L’entente signée le 24 juillet dernier indiquait que le nouveau gouvernement pourrait utiliser soit le français soit l’anglais pour ses communications internes et comme langue de travail. Au terme de cette entente, la Municipalité de Baie-James disparaît et est remplacée par le Eeyou Itschee James Bay Government / Gouvernement Eeyou Itschee Baie-James, une entité gouvernementale gérée à parité entre les Jamésiens et les Cris pour dix ans.

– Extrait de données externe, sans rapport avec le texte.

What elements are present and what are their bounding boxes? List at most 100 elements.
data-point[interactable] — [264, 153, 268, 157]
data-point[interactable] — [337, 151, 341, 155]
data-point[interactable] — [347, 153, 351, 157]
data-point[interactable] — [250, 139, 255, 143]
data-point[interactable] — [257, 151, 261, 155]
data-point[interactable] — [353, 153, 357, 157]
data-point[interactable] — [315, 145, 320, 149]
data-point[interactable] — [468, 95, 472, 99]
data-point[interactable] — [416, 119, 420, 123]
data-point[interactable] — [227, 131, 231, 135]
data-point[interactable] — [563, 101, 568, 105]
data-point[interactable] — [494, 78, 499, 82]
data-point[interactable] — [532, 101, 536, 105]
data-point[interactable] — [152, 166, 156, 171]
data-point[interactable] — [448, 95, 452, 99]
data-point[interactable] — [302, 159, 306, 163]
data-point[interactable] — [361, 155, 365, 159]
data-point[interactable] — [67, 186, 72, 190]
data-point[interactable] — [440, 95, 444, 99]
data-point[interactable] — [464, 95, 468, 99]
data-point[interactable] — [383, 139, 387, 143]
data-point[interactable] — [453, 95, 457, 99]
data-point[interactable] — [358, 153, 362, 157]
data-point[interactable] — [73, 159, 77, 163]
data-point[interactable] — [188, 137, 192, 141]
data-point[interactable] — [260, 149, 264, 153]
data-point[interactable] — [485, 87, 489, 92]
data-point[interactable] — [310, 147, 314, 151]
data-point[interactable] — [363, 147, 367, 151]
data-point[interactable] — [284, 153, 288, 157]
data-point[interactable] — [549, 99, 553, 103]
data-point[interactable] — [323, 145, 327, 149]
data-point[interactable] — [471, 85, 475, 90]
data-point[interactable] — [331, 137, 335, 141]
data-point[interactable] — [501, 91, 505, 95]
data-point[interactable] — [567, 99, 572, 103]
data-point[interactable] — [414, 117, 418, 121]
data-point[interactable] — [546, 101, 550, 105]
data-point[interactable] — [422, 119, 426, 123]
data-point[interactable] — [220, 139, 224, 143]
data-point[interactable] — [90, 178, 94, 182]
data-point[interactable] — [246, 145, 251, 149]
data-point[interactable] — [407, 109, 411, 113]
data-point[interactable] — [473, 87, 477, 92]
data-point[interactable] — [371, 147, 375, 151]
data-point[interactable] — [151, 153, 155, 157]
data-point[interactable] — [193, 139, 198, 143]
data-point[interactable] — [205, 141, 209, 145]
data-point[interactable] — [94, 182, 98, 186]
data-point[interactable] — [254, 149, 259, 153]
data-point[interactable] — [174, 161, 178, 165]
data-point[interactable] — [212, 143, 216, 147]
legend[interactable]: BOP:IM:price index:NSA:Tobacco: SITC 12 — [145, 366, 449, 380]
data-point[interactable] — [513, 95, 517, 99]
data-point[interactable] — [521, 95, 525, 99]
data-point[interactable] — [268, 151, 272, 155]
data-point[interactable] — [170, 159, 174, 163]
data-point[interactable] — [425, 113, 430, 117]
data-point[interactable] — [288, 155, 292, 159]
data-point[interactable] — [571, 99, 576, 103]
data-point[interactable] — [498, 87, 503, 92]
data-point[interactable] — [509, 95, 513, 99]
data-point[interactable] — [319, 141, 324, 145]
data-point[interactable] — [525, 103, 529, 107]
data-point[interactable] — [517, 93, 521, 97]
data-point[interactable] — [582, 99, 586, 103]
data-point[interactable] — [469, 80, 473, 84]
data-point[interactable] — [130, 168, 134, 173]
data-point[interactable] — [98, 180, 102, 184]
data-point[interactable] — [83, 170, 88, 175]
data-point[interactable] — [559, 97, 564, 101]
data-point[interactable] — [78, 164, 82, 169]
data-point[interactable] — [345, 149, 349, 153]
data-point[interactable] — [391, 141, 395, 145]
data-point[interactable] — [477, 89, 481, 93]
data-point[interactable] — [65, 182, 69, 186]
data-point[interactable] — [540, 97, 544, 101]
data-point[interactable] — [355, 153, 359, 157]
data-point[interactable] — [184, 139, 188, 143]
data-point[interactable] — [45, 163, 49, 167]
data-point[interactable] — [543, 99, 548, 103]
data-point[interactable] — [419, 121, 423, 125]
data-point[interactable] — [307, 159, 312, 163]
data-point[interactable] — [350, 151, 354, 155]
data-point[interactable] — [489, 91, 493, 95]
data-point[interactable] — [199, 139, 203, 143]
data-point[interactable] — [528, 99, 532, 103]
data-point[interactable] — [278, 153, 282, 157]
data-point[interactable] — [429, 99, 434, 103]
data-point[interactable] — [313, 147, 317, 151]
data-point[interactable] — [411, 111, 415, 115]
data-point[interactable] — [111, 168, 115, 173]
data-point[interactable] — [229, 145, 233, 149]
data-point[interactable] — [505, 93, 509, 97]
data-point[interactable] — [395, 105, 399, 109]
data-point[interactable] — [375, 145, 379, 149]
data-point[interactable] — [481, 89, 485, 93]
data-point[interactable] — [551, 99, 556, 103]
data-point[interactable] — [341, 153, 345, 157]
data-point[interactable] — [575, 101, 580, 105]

Sur le territoire, la population s’élève à environ 30 000 habitants, dont 14 000 Jamésiens et 16 000 Cris.

Surtout l’anglais

Pour Jean Charest, le fonctionnement du futur gouvernement tiendra compte du fait que c’est surtout par l’anglais que les Cris communiquent. « Ce n’est pas parce qu’ils ont rejeté le français, c’est parce qu’ils ont été formés par des gens qui formaient en anglais, et nous, on n’y était pas. (…) Je vous assure que la langue française ne sera pas négligée », a-t-il affirmé.

Le premier ministre a aussi parlé de respect envers les origines des Cris. « Mettons-nous à leur place. Ils étaient quand même ici depuis quelques milliers d’années. Ils vont toujours mieux parler français que moi je vais parler cri dans ma vie ».

Anglicisation

Différents organismes ont estimé que cette décision contribuera à l’anglicisation massive de cette importante région québécoise. Le Mouvement Impératif français a soutenu : « Bien que le personnel du nouveau gouvernement proviendra de la Municipalité de Baie-James, lequel est francophone à 100%, la présence des Anglo-Cris au sein de gouvernement, forcera l’utilisation de l’anglais comme seule langue de communication, sachant que ce groupe s’est toujours entêté à ne pas reconnaître la langue officielle du Québec », a souligné l’organisme.

Le Mouvement Québec français, qui a porté plainte à l’Office québécois de la langue française (OQLF), croit aussi que l’entente anglicisera cette partie du Nord-du-Québec et ne respecte pas la Loi 101, la Charte de la langue française.

De son côté, l’OQLF n’a pas souhaité prendre position, mentionnant qu’il était difficile de se prononcer sur une structure qui n’existe pas encore.